On Friday there was an opinion piece in the Wall Street Journal by Steven Burd, the CEO of Safeway. In it he declares:
While comprehensive health-care reform needs to address a number of other key issues, we believe that personal responsibility and financial incentives are the path to a healthier America.
It is not only refreshing to see that some business leaders think outside the box on health-care issues but it is especially refreshing to see that Mr. Burd’s thinking outside the box involved a free-market approach to finding answers. In a free market you can’t remain static for very long or your likely to lose money and Burd suggested:
As a self-insured employer, Safeway designed just such a plan in 2005 and has made continuous improvements each year.

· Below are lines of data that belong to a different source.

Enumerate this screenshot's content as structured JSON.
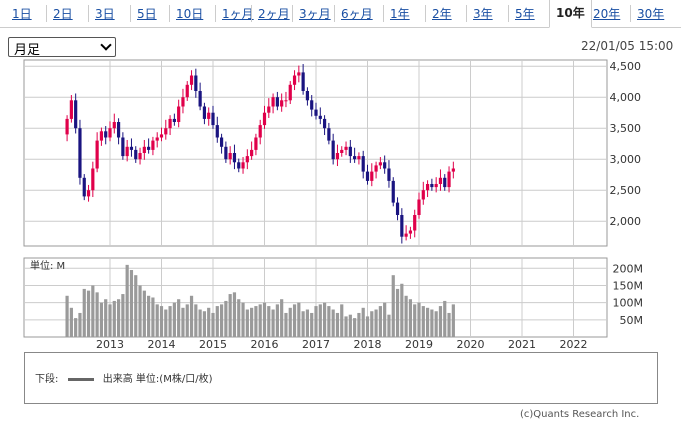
{
  "period_tabs": [
    {
      "label": "1日",
      "active": false
    },
    {
      "label": "2日",
      "active": false
    },
    {
      "label": "3日",
      "active": false
    },
    {
      "label": "5日",
      "active": false
    },
    {
      "label": "10日",
      "active": false
    },
    {
      "label": "1ヶ月",
      "active": false
    },
    {
      "label": "2ヶ月",
      "active": false
    },
    {
      "label": "3ヶ月",
      "active": false
    },
    {
      "label": "6ヶ月",
      "active": false
    },
    {
      "label": "1年",
      "active": false
    },
    {
      "label": "2年",
      "active": false
    },
    {
      "label": "3年",
      "active": false
    },
    {
      "label": "5年",
      "active": false
    },
    {
      "label": "10年",
      "active": true
    },
    {
      "label": "20年",
      "active": false
    },
    {
      "label": "30年",
      "active": false
    }
  ],
  "period_select": {
    "value": "月足"
  },
  "timestamp": "22/01/05 15:00",
  "colors": {
    "up": "#e0004a",
    "down": "#1a1480",
    "volume": "#9a9a9a",
    "grid": "#cccccc",
    "tab_link": "#1a4fa3"
  },
  "chart_data": {
    "type": "candlestick",
    "price_axis": {
      "ticks": [
        2000,
        2500,
        3000,
        3500,
        4000,
        4500
      ],
      "tick_labels": [
        "2,000",
        "2,500",
        "3,000",
        "3,500",
        "4,000",
        "4,500"
      ],
      "ylim": [
        1600,
        4600
      ]
    },
    "x_axis": {
      "labels": [
        "2013",
        "2014",
        "2015",
        "2016",
        "2017",
        "2018",
        "2019",
        "2020",
        "2021",
        "2022"
      ]
    },
    "volume_axis": {
      "unit_label": "単位: M",
      "ticks": [
        50,
        100,
        150,
        200
      ],
      "tick_labels": [
        "50M",
        "100M",
        "150M",
        "200M"
      ],
      "ylim": [
        0,
        230
      ]
    },
    "grid": true,
    "monthly_close": [
      3650,
      3950,
      3500,
      2700,
      2400,
      2500,
      2850,
      3300,
      3450,
      3350,
      3500,
      3600,
      3350,
      3050,
      3200,
      3150,
      3000,
      3100,
      3200,
      3150,
      3300,
      3350,
      3400,
      3500,
      3650,
      3600,
      3850,
      4000,
      4200,
      4350,
      4100,
      3850,
      3650,
      3750,
      3550,
      3350,
      3200,
      3000,
      3100,
      2950,
      2850,
      2950,
      3050,
      3150,
      3350,
      3550,
      3750,
      3850,
      4000,
      3850,
      3950,
      3950,
      4200,
      4350,
      4400,
      4100,
      3950,
      3800,
      3700,
      3650,
      3500,
      3300,
      3000,
      3100,
      3150,
      3200,
      3050,
      3000,
      3050,
      2800,
      2650,
      2800,
      2900,
      2950,
      2850,
      2650,
      2300,
      2100,
      1750,
      1800,
      1850,
      2100,
      2350,
      2500,
      2600,
      2550,
      2600,
      2700,
      2550,
      2800,
      2850
    ]
  },
  "volume_series": [
    120,
    85,
    55,
    70,
    140,
    135,
    150,
    130,
    100,
    110,
    95,
    105,
    110,
    125,
    210,
    195,
    180,
    150,
    135,
    120,
    115,
    95,
    90,
    80,
    90,
    100,
    110,
    85,
    95,
    120,
    95,
    80,
    75,
    85,
    70,
    90,
    95,
    105,
    125,
    130,
    110,
    100,
    80,
    85,
    90,
    95,
    100,
    90,
    80,
    95,
    110,
    70,
    85,
    95,
    100,
    75,
    80,
    70,
    90,
    95,
    100,
    90,
    80,
    70,
    95,
    60,
    65,
    55,
    70,
    85,
    60,
    75,
    80,
    90,
    100,
    65,
    180,
    140,
    155,
    120,
    110,
    95,
    100,
    90,
    85,
    80,
    75,
    90,
    105,
    70,
    95
  ],
  "legend": {
    "prefix": "下段:",
    "label": "出来高 単位:(M株/口/枚)"
  },
  "copyright": "(c)Quants Research Inc."
}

I have pondered something like this for a while and I am sure I am not the only citizen of the United States to do so. The comparison to, even the modeling after, the automobile insurance industry is also something that I discussed with my dentist father-in-law a few years ago. What would it take to insure people in a manner that encouraged personal responsibility via healthy habits and rewarded that behavior accordingly?
Without having researched the obstacles to such reform, it seems to me that there is one big (generic) problem to implementing a health care reform like this plan (that has kept Safeway’s health insurance costs from rising over the last four years while the rest of the country has had an average of a 38% increase in costs): Government.
Government “meddling” in the health-care world via Medicare and Medicaid has distorted the ability of real reform-minded individuals and companies from making any inroads to meaningful changes. When you insure a large group of the population free of charge (to the insured, at least) via Medicare and you artificially set reimbursement rates to providers that are below market value then you have a system that cannot sustain itself (where are my “sustainable lifestyle” peeps now?). As more people join the rolls of the “no-cost-to-the-individual” insurance of Medicare, the health-care providers are either forced to accept those patients at lower reimbursement rates or dump them all because there is no financial incentive to provide care for them.
It has been my experience that government regulation, and not the “evil” insurance companies, are to blame for most of the problems and waste found in the health-care industry. Insurance companies have a host of factors to look at when they insure an individual and his family, but it appears to this average consumer that it is the factor of government regulation that causes the most problems for the company. Of course, the insurance company is left holding the ball when all is said and done so it usually appears to the insured that their insurance company is the one that raked them over the coals.
I may not have all the answers to a workable health-care solution, but I can at least identify the problem. End government interference in health-care and let the power of the individuals operating in a free market begin to find a genuine solution.